Last November, Japan Times film critic Kaori Shoji predicted that the Yamagata International Documentary Film Festival's (YIDFF) program of screenings would slant toward sociopolitical analysis, focusing on substance over style. Audiences must have welcomed this weighty exposition of the documentary format, as the success of December's lineup — dubbed the "Documentary Dream Show" — has prompted an encore, with selected repeat screenings taking place at K's Cinema in Tokyo's Shinjuku Ward over the course of the month.
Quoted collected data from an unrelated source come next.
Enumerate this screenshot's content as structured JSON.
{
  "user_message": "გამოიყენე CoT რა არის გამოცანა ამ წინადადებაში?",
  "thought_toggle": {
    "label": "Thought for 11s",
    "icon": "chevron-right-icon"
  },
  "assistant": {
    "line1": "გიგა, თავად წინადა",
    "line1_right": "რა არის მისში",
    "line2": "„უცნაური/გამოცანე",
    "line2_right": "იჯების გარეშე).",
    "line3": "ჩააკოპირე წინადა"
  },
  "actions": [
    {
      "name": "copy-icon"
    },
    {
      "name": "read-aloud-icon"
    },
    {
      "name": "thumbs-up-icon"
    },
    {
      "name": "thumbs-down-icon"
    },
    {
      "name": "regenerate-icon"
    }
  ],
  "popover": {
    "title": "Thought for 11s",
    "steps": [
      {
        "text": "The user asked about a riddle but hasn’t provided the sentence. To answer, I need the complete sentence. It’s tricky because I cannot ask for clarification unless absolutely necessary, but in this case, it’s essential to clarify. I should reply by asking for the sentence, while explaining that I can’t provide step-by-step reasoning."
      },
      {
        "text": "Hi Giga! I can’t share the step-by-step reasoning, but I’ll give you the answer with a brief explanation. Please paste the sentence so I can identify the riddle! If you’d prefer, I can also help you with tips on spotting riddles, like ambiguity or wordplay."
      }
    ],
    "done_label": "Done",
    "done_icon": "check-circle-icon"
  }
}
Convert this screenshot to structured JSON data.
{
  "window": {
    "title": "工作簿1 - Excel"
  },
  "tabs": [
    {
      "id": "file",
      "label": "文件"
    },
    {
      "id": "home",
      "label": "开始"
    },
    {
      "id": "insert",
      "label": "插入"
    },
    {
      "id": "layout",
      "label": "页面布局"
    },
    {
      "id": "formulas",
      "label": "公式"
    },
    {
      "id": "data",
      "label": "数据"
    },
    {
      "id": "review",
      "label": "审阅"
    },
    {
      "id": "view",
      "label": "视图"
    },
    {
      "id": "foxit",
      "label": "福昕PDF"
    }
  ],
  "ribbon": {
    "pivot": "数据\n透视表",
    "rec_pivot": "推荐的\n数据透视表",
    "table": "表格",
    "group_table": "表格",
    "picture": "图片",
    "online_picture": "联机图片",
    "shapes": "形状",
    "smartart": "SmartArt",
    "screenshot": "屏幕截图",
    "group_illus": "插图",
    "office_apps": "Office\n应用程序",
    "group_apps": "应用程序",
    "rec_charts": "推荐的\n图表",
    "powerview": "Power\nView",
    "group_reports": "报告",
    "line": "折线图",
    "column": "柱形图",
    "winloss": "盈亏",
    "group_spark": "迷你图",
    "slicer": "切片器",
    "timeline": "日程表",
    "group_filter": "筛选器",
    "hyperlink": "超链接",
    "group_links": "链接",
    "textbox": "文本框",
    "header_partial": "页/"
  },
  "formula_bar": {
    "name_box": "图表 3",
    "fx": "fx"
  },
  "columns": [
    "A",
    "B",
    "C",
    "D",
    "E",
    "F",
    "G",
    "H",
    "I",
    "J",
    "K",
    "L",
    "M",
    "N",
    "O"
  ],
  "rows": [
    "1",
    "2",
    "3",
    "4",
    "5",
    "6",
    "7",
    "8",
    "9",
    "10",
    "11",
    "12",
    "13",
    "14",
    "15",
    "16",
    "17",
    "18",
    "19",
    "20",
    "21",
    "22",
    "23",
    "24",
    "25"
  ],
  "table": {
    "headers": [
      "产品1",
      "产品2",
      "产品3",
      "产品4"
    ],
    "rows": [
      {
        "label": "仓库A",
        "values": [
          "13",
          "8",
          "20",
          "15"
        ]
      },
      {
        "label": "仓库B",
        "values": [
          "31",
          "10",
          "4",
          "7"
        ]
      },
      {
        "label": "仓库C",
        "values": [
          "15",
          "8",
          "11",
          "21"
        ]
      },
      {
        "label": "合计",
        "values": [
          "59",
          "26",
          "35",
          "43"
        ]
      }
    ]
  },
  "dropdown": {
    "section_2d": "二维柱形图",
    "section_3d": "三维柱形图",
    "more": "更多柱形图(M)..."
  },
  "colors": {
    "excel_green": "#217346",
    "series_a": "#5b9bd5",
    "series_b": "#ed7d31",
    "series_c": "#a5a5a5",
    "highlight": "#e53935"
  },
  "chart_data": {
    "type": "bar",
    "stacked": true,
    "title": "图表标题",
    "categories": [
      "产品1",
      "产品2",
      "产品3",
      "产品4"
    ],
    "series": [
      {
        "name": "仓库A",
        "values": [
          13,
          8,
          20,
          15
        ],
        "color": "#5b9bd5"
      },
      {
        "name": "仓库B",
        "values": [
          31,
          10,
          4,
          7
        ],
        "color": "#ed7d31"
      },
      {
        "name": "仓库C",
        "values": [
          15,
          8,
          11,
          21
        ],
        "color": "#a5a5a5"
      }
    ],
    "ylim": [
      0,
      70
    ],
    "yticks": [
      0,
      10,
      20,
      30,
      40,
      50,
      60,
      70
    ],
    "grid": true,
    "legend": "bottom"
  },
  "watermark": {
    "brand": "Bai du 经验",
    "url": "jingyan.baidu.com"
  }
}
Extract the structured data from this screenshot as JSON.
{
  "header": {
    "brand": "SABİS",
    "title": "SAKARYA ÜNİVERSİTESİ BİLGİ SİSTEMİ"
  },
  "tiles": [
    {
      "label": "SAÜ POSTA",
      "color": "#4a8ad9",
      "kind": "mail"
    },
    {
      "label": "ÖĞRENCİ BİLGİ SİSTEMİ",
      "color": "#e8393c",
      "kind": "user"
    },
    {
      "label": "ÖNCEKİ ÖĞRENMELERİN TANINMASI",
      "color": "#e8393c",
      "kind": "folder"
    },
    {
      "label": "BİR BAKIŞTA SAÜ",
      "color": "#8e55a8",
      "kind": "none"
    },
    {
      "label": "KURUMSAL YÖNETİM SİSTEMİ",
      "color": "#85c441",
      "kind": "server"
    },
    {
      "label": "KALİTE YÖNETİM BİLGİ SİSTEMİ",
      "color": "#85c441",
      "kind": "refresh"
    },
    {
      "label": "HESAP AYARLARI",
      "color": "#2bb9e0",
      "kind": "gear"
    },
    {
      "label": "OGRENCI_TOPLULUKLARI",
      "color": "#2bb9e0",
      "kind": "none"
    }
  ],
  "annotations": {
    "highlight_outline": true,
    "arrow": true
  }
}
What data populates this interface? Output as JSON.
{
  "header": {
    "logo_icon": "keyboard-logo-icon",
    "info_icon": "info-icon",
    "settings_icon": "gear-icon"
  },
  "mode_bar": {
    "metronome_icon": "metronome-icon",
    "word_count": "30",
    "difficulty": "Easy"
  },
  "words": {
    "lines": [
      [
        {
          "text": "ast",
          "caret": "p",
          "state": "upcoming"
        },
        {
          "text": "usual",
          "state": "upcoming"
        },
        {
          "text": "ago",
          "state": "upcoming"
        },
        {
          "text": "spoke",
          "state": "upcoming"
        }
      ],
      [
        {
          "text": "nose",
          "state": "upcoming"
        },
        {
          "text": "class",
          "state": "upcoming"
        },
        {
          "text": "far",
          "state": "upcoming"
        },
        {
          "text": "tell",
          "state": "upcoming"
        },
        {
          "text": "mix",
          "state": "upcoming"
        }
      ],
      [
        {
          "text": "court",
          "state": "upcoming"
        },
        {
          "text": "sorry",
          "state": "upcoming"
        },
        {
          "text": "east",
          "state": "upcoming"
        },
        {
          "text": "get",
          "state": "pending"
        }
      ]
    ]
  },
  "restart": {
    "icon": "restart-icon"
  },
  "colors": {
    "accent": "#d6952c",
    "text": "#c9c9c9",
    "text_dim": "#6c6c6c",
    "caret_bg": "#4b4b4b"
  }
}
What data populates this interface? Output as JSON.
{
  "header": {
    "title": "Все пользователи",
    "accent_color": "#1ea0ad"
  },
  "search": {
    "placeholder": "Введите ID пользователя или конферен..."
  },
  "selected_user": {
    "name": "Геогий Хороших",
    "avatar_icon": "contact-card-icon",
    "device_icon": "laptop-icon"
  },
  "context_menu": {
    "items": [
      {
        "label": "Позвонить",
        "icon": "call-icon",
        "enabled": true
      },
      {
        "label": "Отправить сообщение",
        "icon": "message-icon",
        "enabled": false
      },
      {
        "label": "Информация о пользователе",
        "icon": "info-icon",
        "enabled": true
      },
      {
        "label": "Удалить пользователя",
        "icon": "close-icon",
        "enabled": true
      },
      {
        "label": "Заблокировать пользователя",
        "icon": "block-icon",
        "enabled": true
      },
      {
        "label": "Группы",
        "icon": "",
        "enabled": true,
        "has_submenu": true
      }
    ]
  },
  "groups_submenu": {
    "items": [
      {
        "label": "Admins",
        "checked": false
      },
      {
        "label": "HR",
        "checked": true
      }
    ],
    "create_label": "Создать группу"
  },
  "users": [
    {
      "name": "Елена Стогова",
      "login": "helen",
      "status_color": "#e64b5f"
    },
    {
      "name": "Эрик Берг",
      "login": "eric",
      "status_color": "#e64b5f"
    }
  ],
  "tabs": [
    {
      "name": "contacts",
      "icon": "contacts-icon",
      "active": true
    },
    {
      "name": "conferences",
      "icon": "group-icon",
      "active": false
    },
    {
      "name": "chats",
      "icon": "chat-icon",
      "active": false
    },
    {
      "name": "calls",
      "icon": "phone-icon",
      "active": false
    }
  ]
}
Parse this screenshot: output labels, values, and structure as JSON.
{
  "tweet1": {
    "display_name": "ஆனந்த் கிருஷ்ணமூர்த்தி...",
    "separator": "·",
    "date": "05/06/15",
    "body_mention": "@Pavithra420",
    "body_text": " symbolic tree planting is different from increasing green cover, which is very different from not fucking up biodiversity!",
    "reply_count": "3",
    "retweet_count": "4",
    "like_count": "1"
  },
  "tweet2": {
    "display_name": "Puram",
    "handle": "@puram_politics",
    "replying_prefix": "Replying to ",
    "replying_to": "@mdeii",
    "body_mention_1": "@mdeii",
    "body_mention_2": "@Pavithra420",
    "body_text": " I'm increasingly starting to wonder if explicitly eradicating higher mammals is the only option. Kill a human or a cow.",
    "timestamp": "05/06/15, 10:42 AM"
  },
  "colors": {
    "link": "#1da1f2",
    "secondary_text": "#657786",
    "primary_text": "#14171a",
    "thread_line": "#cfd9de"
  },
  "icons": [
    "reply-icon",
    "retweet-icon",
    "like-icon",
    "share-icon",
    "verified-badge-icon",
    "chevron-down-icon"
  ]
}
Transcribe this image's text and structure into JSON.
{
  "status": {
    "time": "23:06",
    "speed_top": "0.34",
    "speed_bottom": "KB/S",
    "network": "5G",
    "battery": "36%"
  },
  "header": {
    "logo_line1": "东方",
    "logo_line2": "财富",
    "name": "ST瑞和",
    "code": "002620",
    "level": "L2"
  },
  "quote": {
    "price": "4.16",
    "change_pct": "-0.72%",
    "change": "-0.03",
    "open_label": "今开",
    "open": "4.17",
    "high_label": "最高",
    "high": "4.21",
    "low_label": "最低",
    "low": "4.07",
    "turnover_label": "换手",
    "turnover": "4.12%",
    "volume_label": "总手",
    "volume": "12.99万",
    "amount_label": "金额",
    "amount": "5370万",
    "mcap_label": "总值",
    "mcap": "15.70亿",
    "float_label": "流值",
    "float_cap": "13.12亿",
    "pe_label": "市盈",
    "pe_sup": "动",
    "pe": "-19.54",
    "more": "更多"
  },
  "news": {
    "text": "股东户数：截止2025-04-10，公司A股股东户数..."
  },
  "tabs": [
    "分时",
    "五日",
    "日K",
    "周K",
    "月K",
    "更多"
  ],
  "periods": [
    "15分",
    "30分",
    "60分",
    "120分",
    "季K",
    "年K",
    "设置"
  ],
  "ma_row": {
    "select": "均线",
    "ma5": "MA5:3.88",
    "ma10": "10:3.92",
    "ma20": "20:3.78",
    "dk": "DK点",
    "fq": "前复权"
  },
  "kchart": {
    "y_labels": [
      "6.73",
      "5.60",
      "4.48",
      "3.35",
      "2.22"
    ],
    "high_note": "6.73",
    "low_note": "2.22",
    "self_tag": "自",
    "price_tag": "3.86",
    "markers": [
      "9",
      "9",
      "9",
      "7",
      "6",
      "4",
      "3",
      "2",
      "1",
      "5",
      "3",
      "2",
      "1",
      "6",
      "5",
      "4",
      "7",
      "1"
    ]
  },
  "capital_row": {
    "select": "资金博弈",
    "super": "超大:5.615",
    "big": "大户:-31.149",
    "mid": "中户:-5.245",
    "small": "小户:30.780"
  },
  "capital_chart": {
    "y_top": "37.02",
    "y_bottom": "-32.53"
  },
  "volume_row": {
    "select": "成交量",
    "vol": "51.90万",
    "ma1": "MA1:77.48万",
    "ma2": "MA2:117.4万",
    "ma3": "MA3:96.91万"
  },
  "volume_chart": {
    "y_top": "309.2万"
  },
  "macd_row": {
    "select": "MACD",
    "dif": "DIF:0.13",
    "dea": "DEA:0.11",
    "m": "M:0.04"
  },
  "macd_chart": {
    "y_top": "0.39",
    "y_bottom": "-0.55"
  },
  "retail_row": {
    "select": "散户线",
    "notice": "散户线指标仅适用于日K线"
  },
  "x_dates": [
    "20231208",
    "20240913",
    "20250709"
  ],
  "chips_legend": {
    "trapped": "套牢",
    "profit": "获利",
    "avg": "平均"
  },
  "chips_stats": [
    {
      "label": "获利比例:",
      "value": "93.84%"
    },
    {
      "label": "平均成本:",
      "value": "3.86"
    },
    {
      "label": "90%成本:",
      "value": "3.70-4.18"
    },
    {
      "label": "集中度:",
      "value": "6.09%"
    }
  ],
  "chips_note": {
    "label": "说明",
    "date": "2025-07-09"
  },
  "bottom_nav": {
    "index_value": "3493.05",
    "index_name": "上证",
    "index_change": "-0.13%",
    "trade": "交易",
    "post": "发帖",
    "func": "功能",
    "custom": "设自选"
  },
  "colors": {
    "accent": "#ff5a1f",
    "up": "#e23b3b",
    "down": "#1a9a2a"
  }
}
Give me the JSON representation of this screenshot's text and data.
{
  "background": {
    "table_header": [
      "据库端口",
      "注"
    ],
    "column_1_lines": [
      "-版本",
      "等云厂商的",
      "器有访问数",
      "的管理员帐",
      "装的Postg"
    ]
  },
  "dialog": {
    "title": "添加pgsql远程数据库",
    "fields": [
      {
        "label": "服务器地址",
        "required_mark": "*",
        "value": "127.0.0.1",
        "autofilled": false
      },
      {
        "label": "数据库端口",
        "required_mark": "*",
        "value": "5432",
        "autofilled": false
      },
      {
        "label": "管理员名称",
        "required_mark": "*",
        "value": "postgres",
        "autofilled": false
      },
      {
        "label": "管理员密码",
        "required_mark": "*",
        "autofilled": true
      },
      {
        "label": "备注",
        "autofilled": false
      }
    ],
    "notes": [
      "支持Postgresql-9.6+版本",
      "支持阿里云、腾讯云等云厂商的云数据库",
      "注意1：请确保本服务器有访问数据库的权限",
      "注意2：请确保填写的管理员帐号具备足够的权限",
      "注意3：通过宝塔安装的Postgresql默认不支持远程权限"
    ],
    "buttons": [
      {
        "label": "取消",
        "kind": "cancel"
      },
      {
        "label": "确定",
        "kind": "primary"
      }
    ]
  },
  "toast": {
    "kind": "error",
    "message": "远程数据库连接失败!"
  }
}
January's encore offers up some "best of" highlights from the original festival lineup, drawing from the films that received the most favorable praise from audiences first time around. One such work is Mahdi Fleifel's "A World Not Ours," which was also a prizewinner in 2013 in YIDFF's International Competition category. The feature documentary, based on Palestinian author and activist Ghassan Kanafani's novella of the same name, chronicles three successive generations of refugees in southern Lebanon with both warmth and humor.
Also reprised for a repeat showing is "Char . . . The No-Man's Island," a Bengali-language production that follows 14-year-old Rubel, who makes a precarious living smuggling rice from India to Bangladesh across the Ganges River. The latter is where the "Char" of the title is situated — a barren, vulnerable island home to Rubel and his family, and patrolled by security forces from both sides of the border.